My manuscript layout is fairly conventional, as is the notation. However, I can see many hazards in trying to engrave it in Finale. The triple wind (plus tenor sax) have all sorts of stave layout. ie The three flutes may sometimes be sharing a stave, or may be on two staves either as 1, 2 then 3 or as 1, then 2, 3 or on three separates staves. The 4 horns may be in any of the various possible permutations on 1, 2, 3, or 4 staves, the strings are sub-divided in a whole host of different ways both tutti and solo &c &c. Similar things happen with the chorus and the vocal quintet. Mostly, the chorus women are not on S A staves, but on one stave with continually changing divisions into 1, 2, 3, 4, 5 or 6 parts, almost on a beat by beat basis (this can be seen in some Italian opera scores), with the libretto above as well as below the stave if necessary.
In my manuscript I never need more than 28 staves to a system, but I can see my needing more than twice that number in Finale (though not too many staves in the final layout of the full score).
How to set about engraving this monster? Any advice about how I might best proceed would be welcome.
I received generous grants in 1994 (or maybe 93) from both the then Scottish Arts Council and also two arts-supporting trust funds to write the piece in question, which I duly did in manuscript full score. However, once complete (1995) I abandoned the piece, because of adverse comments on the libretto (my own) from my then wife and also from the stage director with whom I'd hoped to work. Now, for the first time in 22 years, I've taken an idle look at the score and it strikes me as hugely, hugely better than I'd remembered, so I'm now full of enthusiasm for and belief in the piece. Fashions and tastes change… What's more, it's a potential vocal and dramatic tour de force for a suitable mezzo in the title role - if she can manage all the strength of a dramatic mezzo, plus the coloratura agility of a lyric one!

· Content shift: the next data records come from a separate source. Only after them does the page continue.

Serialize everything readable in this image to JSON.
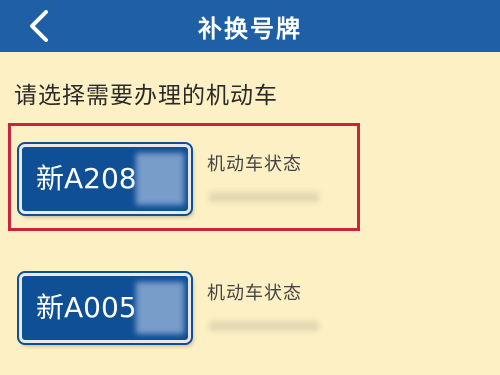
{
  "header": {
    "title": "补换号牌",
    "back_icon": "chevron-left-icon"
  },
  "prompt": "请选择需要办理的机动车",
  "colors": {
    "header_bg": "#1f5fa6",
    "page_bg": "#fcf0c4",
    "plate_bg": "#0f4f96",
    "selected_border": "#c8243a"
  },
  "vehicles": [
    {
      "plate": "新A208",
      "status_label": "机动车状态",
      "selected": true
    },
    {
      "plate": "新A005",
      "status_label": "机动车状态",
      "selected": false
    }
  ]
}
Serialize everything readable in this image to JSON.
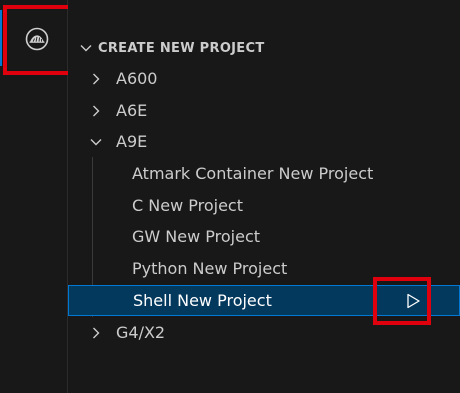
{
  "activity_bar": {
    "active_item_icon": "armadillo-logo-icon"
  },
  "section": {
    "title": "CREATE NEW PROJECT"
  },
  "tree": {
    "groups": [
      {
        "label": "A600",
        "expanded": false
      },
      {
        "label": "A6E",
        "expanded": false
      },
      {
        "label": "A9E",
        "expanded": true
      },
      {
        "label": "G4/X2",
        "expanded": false
      }
    ],
    "a9e_children": [
      {
        "label": "Atmark Container New Project"
      },
      {
        "label": "C New Project"
      },
      {
        "label": "GW New Project"
      },
      {
        "label": "Python New Project"
      },
      {
        "label": "Shell New Project",
        "selected": true
      }
    ]
  },
  "colors": {
    "highlight": "#e0000d",
    "selection_bg": "#04395e",
    "selection_border": "#0078d4",
    "text": "#cccccc",
    "background": "#181818"
  },
  "icons": {
    "collapsed_chevron": "chevron-right-icon",
    "expanded_chevron": "chevron-down-icon",
    "run": "play-icon"
  }
}
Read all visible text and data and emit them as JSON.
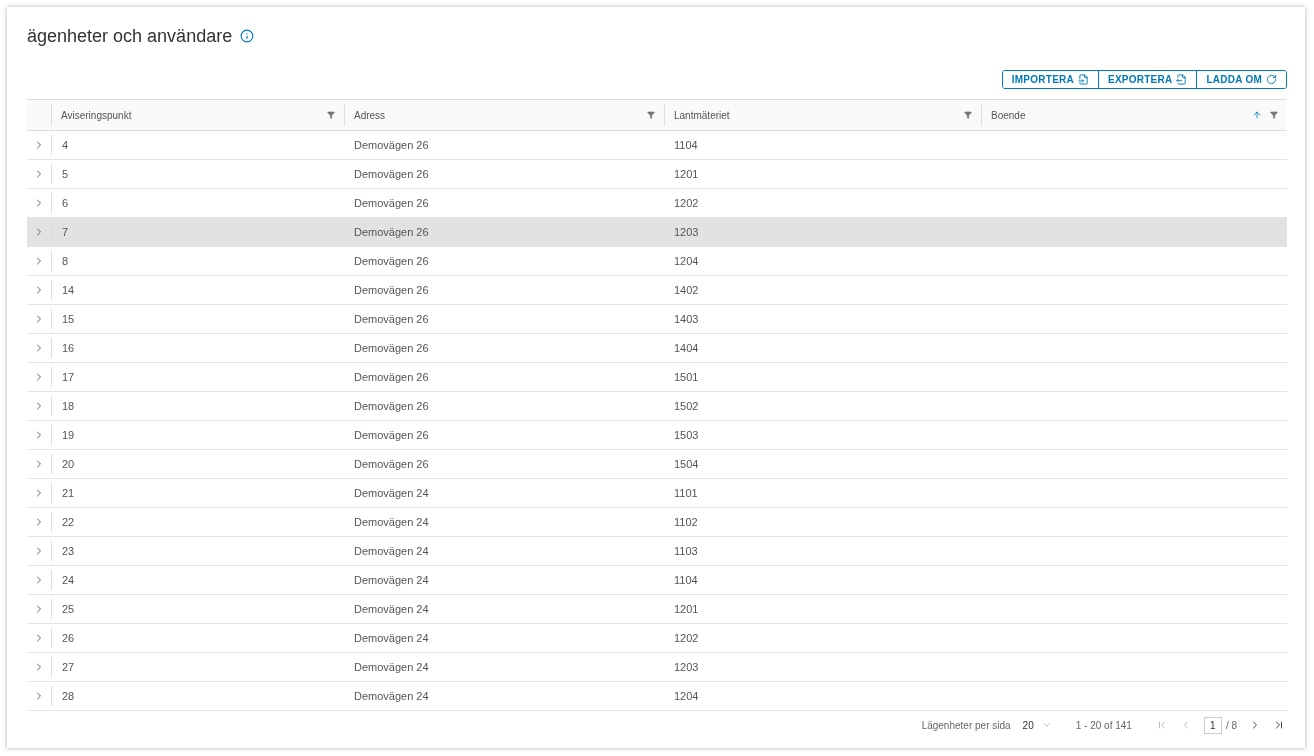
{
  "title": "ägenheter och användare",
  "actions": [
    {
      "label": "IMPORTERA",
      "kind": "import"
    },
    {
      "label": "EXPORTERA",
      "kind": "export"
    },
    {
      "label": "LADDA OM",
      "kind": "reload"
    }
  ],
  "table": {
    "columns": [
      {
        "label": "Aviseringspunkt",
        "sorted": false
      },
      {
        "label": "Adress",
        "sorted": false
      },
      {
        "label": "Lantmäteriet",
        "sorted": false
      },
      {
        "label": "Boende",
        "sorted": true
      }
    ],
    "rows": [
      {
        "cells": [
          "4",
          "Demovägen 26",
          "1104",
          ""
        ],
        "selected": false
      },
      {
        "cells": [
          "5",
          "Demovägen 26",
          "1201",
          ""
        ],
        "selected": false
      },
      {
        "cells": [
          "6",
          "Demovägen 26",
          "1202",
          ""
        ],
        "selected": false
      },
      {
        "cells": [
          "7",
          "Demovägen 26",
          "1203",
          ""
        ],
        "selected": true
      },
      {
        "cells": [
          "8",
          "Demovägen 26",
          "1204",
          ""
        ],
        "selected": false
      },
      {
        "cells": [
          "14",
          "Demovägen 26",
          "1402",
          ""
        ],
        "selected": false
      },
      {
        "cells": [
          "15",
          "Demovägen 26",
          "1403",
          ""
        ],
        "selected": false
      },
      {
        "cells": [
          "16",
          "Demovägen 26",
          "1404",
          ""
        ],
        "selected": false
      },
      {
        "cells": [
          "17",
          "Demovägen 26",
          "1501",
          ""
        ],
        "selected": false
      },
      {
        "cells": [
          "18",
          "Demovägen 26",
          "1502",
          ""
        ],
        "selected": false
      },
      {
        "cells": [
          "19",
          "Demovägen 26",
          "1503",
          ""
        ],
        "selected": false
      },
      {
        "cells": [
          "20",
          "Demovägen 26",
          "1504",
          ""
        ],
        "selected": false
      },
      {
        "cells": [
          "21",
          "Demovägen 24",
          "1101",
          ""
        ],
        "selected": false
      },
      {
        "cells": [
          "22",
          "Demovägen 24",
          "1102",
          ""
        ],
        "selected": false
      },
      {
        "cells": [
          "23",
          "Demovägen 24",
          "1103",
          ""
        ],
        "selected": false
      },
      {
        "cells": [
          "24",
          "Demovägen 24",
          "1104",
          ""
        ],
        "selected": false
      },
      {
        "cells": [
          "25",
          "Demovägen 24",
          "1201",
          ""
        ],
        "selected": false
      },
      {
        "cells": [
          "26",
          "Demovägen 24",
          "1202",
          ""
        ],
        "selected": false
      },
      {
        "cells": [
          "27",
          "Demovägen 24",
          "1203",
          ""
        ],
        "selected": false
      },
      {
        "cells": [
          "28",
          "Demovägen 24",
          "1204",
          ""
        ],
        "selected": false
      }
    ]
  },
  "footer": {
    "page_size_label": "Lägenheter per sida",
    "page_size": "20",
    "range": "1 - 20 of 141",
    "page": "1",
    "pages": "/ 8"
  }
}
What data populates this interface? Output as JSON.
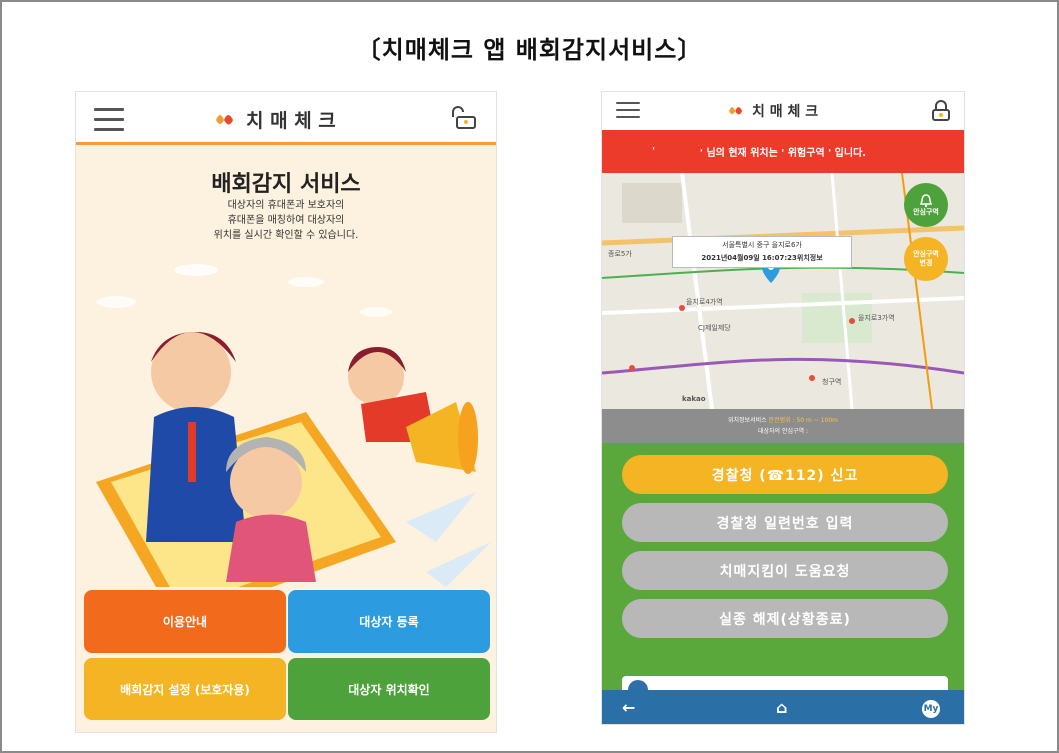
{
  "page": {
    "title": "〔치매체크 앱 배회감지서비스〕"
  },
  "left_phone": {
    "app_name": "치 매 체 크",
    "service_title": "배회감지 서비스",
    "service_desc": [
      "대상자의 휴대폰과 보호자의",
      "휴대폰을 매칭하여 대상자의",
      "위치를 실시간 확인할 수 있습니다."
    ],
    "buttons": {
      "usage_guide": "이용안내",
      "register_target": "대상자 등록",
      "wander_settings": "배회감지 설정 (보호자용)",
      "target_location": "대상자 위치확인"
    }
  },
  "right_phone": {
    "app_name": "치 매 체 크",
    "alert_text": "' 님의 현재 위치는 ' 위험구역 ' 입니다.",
    "alert_dot": "'",
    "map": {
      "popup_address": "서울특별시 중구 을지로6가",
      "popup_info": "2021년04월09일 16:07:23위치정보",
      "safe_zone": [
        "안심구역"
      ],
      "safe_zone_change": [
        "안심구역",
        "변경"
      ],
      "labels": [
        "을지로4가역",
        "CJ제일제당",
        "을지로3가역",
        "종로5가",
        "청구역",
        "kakao"
      ]
    },
    "info": {
      "line1_prefix": "위치정보서비스 ",
      "line1_highlight": "안전범위 : 50 m ~ 100m",
      "line2": "대상자의 안심구역 :"
    },
    "buttons": {
      "police_report": "경찰청 (☎112) 신고",
      "police_serial": "경찰청 일련번호 입력",
      "dementia_help": "치매지킴이 도움요청",
      "missing_release": "실종 해제(상황종료)"
    },
    "nav": {
      "back": "←",
      "home": "⌂",
      "my": "My"
    }
  },
  "colors": {
    "orange": "#f26a1b",
    "blue": "#2c9be0",
    "yellow": "#f5b423",
    "green": "#4da23b",
    "alert_red": "#ec3b2a",
    "nav_blue": "#2a6fa5"
  }
}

Anyway, it is a three act piece consisting of a bit over two hours of music, on 500 pages of A3 manuscript, for normal large orchestra, 4 principal sung roles, 5 subsidiary roles (as a vocal quintet whose members are materialistic young urban professionals in the outer acts and peasants of a remote community in the middle one) and full mixed chorus - plus dancers and supernumeraries for a ballet representing a stock market crash to begin Act III.
My manuscript layout is fairly conventional, as is the notation. However, I can see many hazards in trying to engrave it in Finale. The triple wind (plus tenor sax) have all sorts of stave layout. ie The three flutes may sometimes be sharing a stave, or may be on two staves either as 1, 2 then 3 or as 1, then 2, 3 or on three separates staves. The 4 horns may be in any of the various possible permutations on 1, 2, 3, or 4 staves, the strings are sub-divided in a whole host of different ways both tutti and solo &c &c. Similar things happen with the chorus and the vocal quintet. Mostly, the chorus women are not on S A staves, but on one stave with continually changing divisions into 1, 2, 3, 4, 5 or 6 parts, almost on a beat by beat basis (this can be seen in some Italian opera scores), with the libretto above as well as below the stave if necessary.
In my manuscript I never need more than 28 staves to a system, but I can see my needing more than twice that number in Finale (though not too many staves in the final layout of the full score).
How to set about engraving this monster? Any advice about how I might best proceed would be welcome.